Ry był nie tylko niemożliwie seksownym, ale do tego jeszcze strasznie słodkim, uległym. Urok, jaki go otaczał, był niesamowity. Młody socjolog szczerze nie rozumiał, jakim cudem ktokolwiek - szczególnie taki Igor - mógł być na niego odporny. W Ezrze kochanek wywoływał nie tylko duże pożądanie, ale też i całkiem sporą potrzebę opieki. Chciał się swoim uległym zająć, zapewnić mu nie tylko bezpieczeństwo, ale też uczucie i przyjemność. Czując wtulone w siebie, ciepłe, spragnione bliskości ciało, wiedział że nie potrafiłby mu odmówić niczego.
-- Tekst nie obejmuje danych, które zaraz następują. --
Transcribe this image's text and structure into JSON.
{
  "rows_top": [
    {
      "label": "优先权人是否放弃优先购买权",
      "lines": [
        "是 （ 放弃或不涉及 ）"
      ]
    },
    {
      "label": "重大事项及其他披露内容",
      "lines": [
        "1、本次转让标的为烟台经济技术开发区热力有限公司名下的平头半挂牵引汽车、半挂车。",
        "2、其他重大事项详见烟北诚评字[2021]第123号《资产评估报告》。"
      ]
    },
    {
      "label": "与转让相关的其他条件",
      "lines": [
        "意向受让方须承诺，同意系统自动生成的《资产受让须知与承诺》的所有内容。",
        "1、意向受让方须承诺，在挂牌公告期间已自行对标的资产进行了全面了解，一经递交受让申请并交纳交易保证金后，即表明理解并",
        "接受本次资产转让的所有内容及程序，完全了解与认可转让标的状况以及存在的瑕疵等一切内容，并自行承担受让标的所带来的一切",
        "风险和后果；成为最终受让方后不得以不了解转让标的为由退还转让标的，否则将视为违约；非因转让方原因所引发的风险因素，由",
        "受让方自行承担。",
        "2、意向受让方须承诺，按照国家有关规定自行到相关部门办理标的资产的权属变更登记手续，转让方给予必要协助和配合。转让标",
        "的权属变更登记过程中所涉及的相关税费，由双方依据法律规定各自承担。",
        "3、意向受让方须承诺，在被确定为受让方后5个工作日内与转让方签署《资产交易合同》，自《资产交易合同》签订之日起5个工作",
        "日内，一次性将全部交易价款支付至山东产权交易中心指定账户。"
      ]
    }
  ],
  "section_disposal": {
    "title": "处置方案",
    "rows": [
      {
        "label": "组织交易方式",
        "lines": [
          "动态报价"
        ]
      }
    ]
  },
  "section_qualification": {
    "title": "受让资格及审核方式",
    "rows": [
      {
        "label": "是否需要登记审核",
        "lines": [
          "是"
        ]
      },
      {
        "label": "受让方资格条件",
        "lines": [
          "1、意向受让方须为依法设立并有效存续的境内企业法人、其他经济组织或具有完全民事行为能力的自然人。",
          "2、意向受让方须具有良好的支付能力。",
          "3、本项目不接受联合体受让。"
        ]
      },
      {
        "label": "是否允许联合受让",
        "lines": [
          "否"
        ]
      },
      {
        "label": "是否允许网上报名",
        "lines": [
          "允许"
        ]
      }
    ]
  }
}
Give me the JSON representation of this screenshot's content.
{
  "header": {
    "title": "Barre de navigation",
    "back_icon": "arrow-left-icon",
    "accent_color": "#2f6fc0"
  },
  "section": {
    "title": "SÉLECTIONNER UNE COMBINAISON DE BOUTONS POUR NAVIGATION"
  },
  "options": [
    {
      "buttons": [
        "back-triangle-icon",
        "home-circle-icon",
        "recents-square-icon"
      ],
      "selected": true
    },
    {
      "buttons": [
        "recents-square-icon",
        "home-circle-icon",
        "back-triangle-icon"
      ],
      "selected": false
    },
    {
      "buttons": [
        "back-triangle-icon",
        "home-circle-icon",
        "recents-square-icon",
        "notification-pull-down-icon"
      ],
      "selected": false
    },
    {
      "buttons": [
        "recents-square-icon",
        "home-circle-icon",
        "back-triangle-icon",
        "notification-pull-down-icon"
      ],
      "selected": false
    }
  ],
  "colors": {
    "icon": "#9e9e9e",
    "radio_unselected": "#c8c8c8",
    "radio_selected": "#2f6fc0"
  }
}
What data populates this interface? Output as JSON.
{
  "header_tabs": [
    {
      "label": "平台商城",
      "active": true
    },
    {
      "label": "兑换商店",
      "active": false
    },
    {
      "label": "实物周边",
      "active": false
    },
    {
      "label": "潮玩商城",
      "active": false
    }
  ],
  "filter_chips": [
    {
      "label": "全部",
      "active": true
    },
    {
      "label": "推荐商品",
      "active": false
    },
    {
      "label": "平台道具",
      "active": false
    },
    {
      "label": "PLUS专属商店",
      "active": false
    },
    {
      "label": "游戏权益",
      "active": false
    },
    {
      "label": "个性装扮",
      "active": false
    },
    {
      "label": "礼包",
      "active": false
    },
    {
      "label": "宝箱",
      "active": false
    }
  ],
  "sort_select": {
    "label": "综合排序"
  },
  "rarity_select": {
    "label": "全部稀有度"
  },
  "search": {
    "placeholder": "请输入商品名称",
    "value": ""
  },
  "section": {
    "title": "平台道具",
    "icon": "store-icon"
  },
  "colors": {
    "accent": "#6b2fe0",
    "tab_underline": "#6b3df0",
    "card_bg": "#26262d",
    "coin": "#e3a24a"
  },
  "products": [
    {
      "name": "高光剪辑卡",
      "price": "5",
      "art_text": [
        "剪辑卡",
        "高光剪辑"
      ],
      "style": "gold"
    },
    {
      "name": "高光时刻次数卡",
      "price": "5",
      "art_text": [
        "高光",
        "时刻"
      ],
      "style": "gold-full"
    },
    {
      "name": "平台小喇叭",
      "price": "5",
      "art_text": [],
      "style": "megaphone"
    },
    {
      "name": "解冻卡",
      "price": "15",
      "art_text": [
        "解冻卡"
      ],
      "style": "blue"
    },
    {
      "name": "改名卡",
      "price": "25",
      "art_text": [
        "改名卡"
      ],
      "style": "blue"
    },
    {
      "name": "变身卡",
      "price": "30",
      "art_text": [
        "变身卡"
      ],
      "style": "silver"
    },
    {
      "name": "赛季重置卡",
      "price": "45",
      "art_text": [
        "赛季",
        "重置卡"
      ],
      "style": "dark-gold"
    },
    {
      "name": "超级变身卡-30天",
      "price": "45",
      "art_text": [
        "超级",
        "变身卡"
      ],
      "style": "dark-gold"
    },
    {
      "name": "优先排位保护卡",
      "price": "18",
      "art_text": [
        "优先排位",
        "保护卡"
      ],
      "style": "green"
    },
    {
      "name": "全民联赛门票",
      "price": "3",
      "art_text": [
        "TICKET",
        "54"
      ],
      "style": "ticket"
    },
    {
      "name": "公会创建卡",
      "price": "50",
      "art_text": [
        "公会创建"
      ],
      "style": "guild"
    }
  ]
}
A gdy chodziło o niego samego...
- Też bym tego chciał, Ry - szepnął mu do ucha, przygryzając je delikatnie, śmiejąc się zaraz cicho. Chwycił mocniej przyjaciela za biodra i pociągnął go ku sobie, by każde otarcie było zdecydowanie bardziej odczuwalne, związane z rozkosznym naciskiem.
- Użyjesz tych słodkich łapek, hm? - mruknął, sięgając do jego warg i zasysając na nich, odwzajemniając lekkie ruchy biodrami. Uciskał dłońmi gołą skórę kochanka, znacząc ją subtelnymi pociągnięciami paznokci, napawając się bliskością jędrnego, męskiego ciała, tak chętnego i oddanego... jemu. Tylko i wyłącznie jemu.
Żaden bucowaty sadysta, były czy aktualny, się nie liczył. Najważniejsi byli tylko oni dwaj, na łóżku należącym do socjologa, w którym nie był już tak długo, a które nagle zaczęło się wiązać z niesamowicie seksualnymi skojarzeniami i wspomnieniami. Wszystkie kobiety, które przewinęły się przez ten materac, nijak nie miały się do tego pięknego, wijącego na nim Ryana, który gotów był zrobić bardzo wiele, by zapewnić dominującego o swoim oddaniu i pragnieniu właściwego obsłużenia go.
Pan naparł językiem na wargi uległego i wpił się w jego usta, nie tylko je smakując, ale mocno biorąc w posiadanie, czyniąc swoimi, pozbawiając oddechu i kontroli, którą przez tę chwilę przerwy po spełnieniu, mógł zdobyć nad sobą Ry.
- Słyszysz? Nadal w tobie stukają... - szepnął nisko, przerywając pocałunek tylko na krótką chwilę, by pozwolić im na zaczerpnięcie powietrza. Potem zaatakował ze zdwojoną siłą, mrucząc - czy może raczej warcząc? - namiętnie.